Angikuni Lake (variant: Lake Anjikuni) is a lake in Kivalliq Region, Nunavut, Canada. It is one of several lakes located along the Kazan River; Ennadai Lake is to the south and Yathkyed Lake is to the north.
The lake's shore is notable for rocky outcroppings of the Precambrian Shield, being part of the Hearne Domain, Western Churchill province of the Churchill Craton.
Barren-ground Caribou migrate through the area. The lake contains Lake trout, Northern pike, and Arctic grayling.
During his 1948 trip, Canadian explorer Farley Mowat arrived at Angikuni Lake, then part of the Northwest Territories, and found a cairn constructed in a fashion not normally used by area Inuit. It contained pieces of a hardwood flattened box with dovetailed corners. Mowat, knowing that only one other European explorer, Samuel Hearne, had been in this region previously (in 1770), speculated that the monument was built by Francis Crozier, who, as a member of the lost expedition originally led by Sir John Franklin, vanished in 1848 during the ill-fated search for the Northwest Passage. (Woodman, 1991, p. 317)
In 1930, a newsman in The Pas, Manitoba, reported on a small Inuit village right off of Lake Angikuni. The village had always welcomed the fur trappers who passed through occasionally. But in 1930 Joe Labelle, a fur trapper well known in the village, found that all the villagers had gone. He found unfinished shirts that still had needles in them and food hanging over fire pits and therefore concluded that the villagers had left suddenly. Even more disturbing, he found seven sled dogs dead from starvation and a grave that had been dug up. Labelle knew that an animal could not have been responsible because the stones circling the grave were undisturbed. He reported this to the Royal Canadian Mounted Police (Kelleher refers to them using the anachronism North-West Mounted Police), who conducted a search for the missing people; no one was ever found.

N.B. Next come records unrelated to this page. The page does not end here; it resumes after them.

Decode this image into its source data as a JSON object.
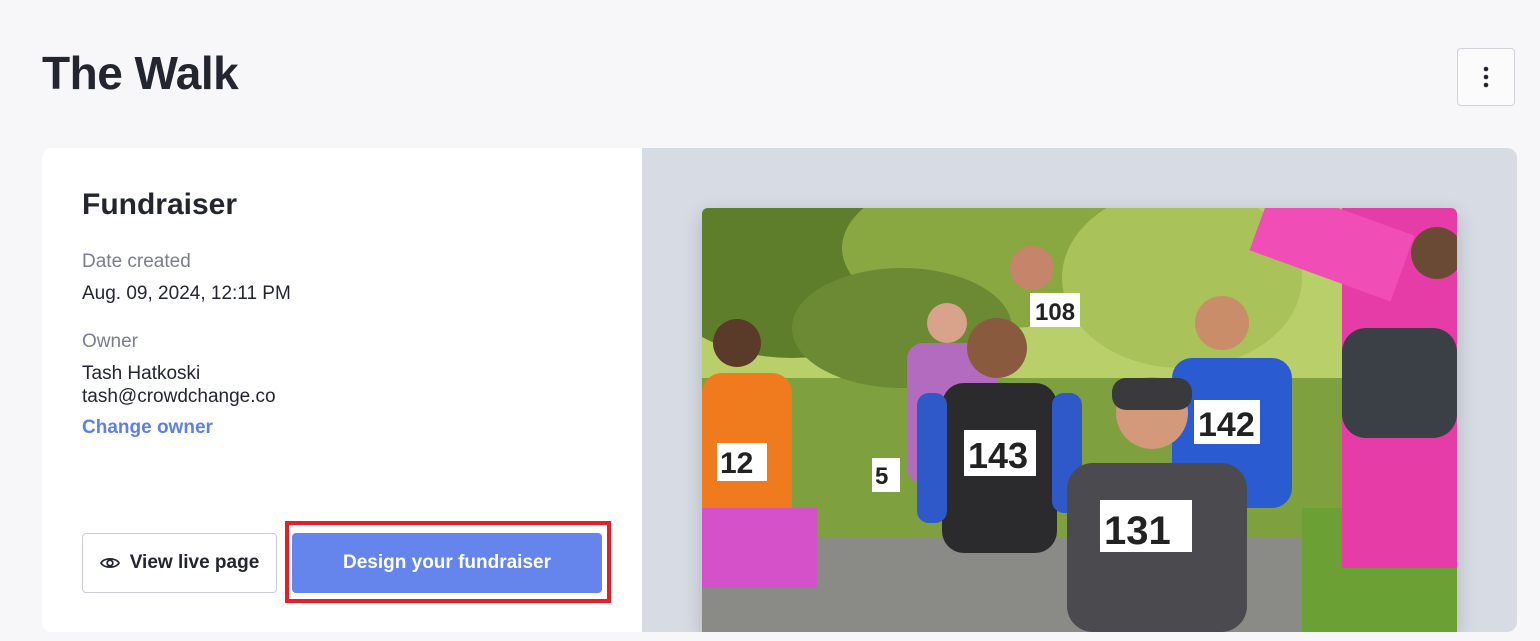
{
  "page": {
    "title": "The Walk",
    "more_icon": "vertical-ellipsis-icon"
  },
  "card": {
    "heading": "Fundraiser",
    "date_created_label": "Date created",
    "date_created_value": "Aug. 09, 2024, 12:11 PM",
    "owner_label": "Owner",
    "owner_name": "Tash Hatkoski",
    "owner_email": "tash@crowdchange.co",
    "change_owner_label": "Change owner",
    "view_live_label": "View live page",
    "view_live_icon": "eye-icon",
    "design_label": "Design your fundraiser"
  },
  "photo": {
    "bib_numbers": [
      "12",
      "143",
      "142",
      "131",
      "108",
      "5"
    ]
  },
  "colors": {
    "accent": "#6585ec",
    "link": "#5f7fe6",
    "highlight": "#e0202a",
    "photo_panel": "#d6dbe4"
  }
}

Such is the story as it appears in Frank Edwards's 1959 book Stranger than Science; other versions appear in Whitley Strieber's science fiction novel Majestic and Dean Koontz's horror novel Phantoms. The World's Greatest UFO Mysteries (presented as fact) has an even more detailed version, as do other websites and books, adding other standard details such as mysterious lights in the sky, empty graveyards, and over a thousand people missing. The earliest version of the story is found in the November 27, 1930, Danville Bee, written by journalist Emmett E Kelleher. That article states that Joe Labelle found an empty Eskimo camp with 6 tents and that 25 men, women and children had vanished. It also contained a "photo" that was later found to be from 1909 and had nothing at all to do with the story. The incident appears to have been forgotten until referenced by Edwards's 1959 book.
The RCMP has since dismissed the case as an urban legend, claiming that the story originated in Frank Edwards' book. The RCMP also states, "It is also believed that such a large village would never have been possible in such a remote area." The RCMP states that it has no record of any unusual activity in the area.
The story was debunked by Brian Dunning in an episode of Skeptoid.